Les recherches bancaires coûtent
Vous pouvez également demander au notaire d’effectuer une recherche bancaire avant d’accepter la succession, ce qui implique de payer plusieurs centaines d’euros de frais aux banques. Le coût varie d’une banque à l’autre et en fonction du nombre d’années sur lesquelles vous souhaitez remonter. Si des sommes importantes ont encore été transférées ou retirées au cours des dernières années avant le décès, cela apparaîtra lors d’une enquête bancaire. En Belgique, il n’est pas possible de déshériter ses héritiers. Chaque héritier a droit à une part minimale de la succession. Supposons qu’un père ait injustement favorisé certains de ses enfants, cela pourrait ressortir d’une enquête bancaire.
Carol Bohyn explique qu’il existe une autre option que le refus ou l’acceptation de l’héritage. “Vous pouvez également accepter un héritage sous bénéfice d’inventaire, si, par exemple, vous craignez que des créanciers ne se manifestent à l’avenir. Il s’agit d’une procédure relativement lourde, qui exige que le notaire publie un appel aux créanciers dans le Moniteur belge. Cette procédure nécessite un inventaire officiel et coûte plusieurs milliers d’euros.”
Une protection qui n’est pas totale
Les créanciers peuvent alors frapper à votre porte pour, dans le pire des cas, réclamer la totalité de votre part de la succession, mais pas plus. Les créanciers ne peuvent jamais vous demander d’apurer un montant de dettes du testateur supérieur à celui dont vous avez hérité. Cela semble plus agréable en théorie qu’en pratique.

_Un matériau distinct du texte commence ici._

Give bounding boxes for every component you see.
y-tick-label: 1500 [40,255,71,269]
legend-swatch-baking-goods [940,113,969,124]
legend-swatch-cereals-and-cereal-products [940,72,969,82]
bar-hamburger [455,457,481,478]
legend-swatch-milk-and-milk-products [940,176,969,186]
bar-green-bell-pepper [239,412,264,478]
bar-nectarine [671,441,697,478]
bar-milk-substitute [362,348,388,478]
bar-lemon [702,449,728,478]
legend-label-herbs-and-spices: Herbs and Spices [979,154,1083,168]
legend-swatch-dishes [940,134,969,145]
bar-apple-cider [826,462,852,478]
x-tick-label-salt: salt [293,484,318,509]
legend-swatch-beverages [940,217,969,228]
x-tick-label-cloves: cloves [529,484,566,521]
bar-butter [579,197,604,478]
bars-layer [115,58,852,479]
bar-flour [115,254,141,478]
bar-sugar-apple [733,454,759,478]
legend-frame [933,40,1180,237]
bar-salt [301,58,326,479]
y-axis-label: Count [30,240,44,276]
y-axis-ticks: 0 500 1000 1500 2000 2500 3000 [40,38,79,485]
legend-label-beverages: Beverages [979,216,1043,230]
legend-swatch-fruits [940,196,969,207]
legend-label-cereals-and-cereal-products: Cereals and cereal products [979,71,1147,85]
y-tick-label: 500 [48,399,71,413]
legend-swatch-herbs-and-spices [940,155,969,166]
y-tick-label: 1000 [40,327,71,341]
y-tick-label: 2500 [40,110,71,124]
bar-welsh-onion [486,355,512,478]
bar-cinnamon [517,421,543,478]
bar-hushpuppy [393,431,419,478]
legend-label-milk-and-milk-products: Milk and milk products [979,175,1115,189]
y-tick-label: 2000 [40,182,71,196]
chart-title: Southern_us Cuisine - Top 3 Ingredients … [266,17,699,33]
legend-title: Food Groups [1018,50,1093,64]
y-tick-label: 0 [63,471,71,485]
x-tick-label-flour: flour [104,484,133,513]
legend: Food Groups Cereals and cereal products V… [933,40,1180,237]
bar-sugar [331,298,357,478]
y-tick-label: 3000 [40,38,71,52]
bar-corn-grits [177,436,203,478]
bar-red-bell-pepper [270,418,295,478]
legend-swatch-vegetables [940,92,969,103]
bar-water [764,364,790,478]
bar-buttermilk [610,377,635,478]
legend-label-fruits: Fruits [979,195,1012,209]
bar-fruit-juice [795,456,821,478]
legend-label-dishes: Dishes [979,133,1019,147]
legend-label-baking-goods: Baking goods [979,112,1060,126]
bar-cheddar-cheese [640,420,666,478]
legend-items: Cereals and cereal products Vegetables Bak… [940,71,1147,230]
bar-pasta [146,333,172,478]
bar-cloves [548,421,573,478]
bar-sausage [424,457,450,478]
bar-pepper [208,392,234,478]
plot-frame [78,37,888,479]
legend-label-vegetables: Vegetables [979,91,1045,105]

“Accepter un héritage sous bénéfice d’inventaire ne dispense pas des impôts, prévient Carol Bohyn. C’est un problème avec les legs fictifs, par exemple. Supposons que le testateur décède moins de trois ans après avoir vendu sa maison. Si l’argent de cette vente est introuvable au moment de l’ouverture de la succession, le fisc suppose que les héritiers disposent de l’argent. Les héritiers doivent alors payer beaucoup de droits de succession alors qu’ils n’ont jamais vu l’argent. Dans une telle situation, la charge de la preuve est inversée. Le contribuable doit alors prouver, à l’aide de virements, de factures ou d’autres pièces justificatives, où est allé cet argent.”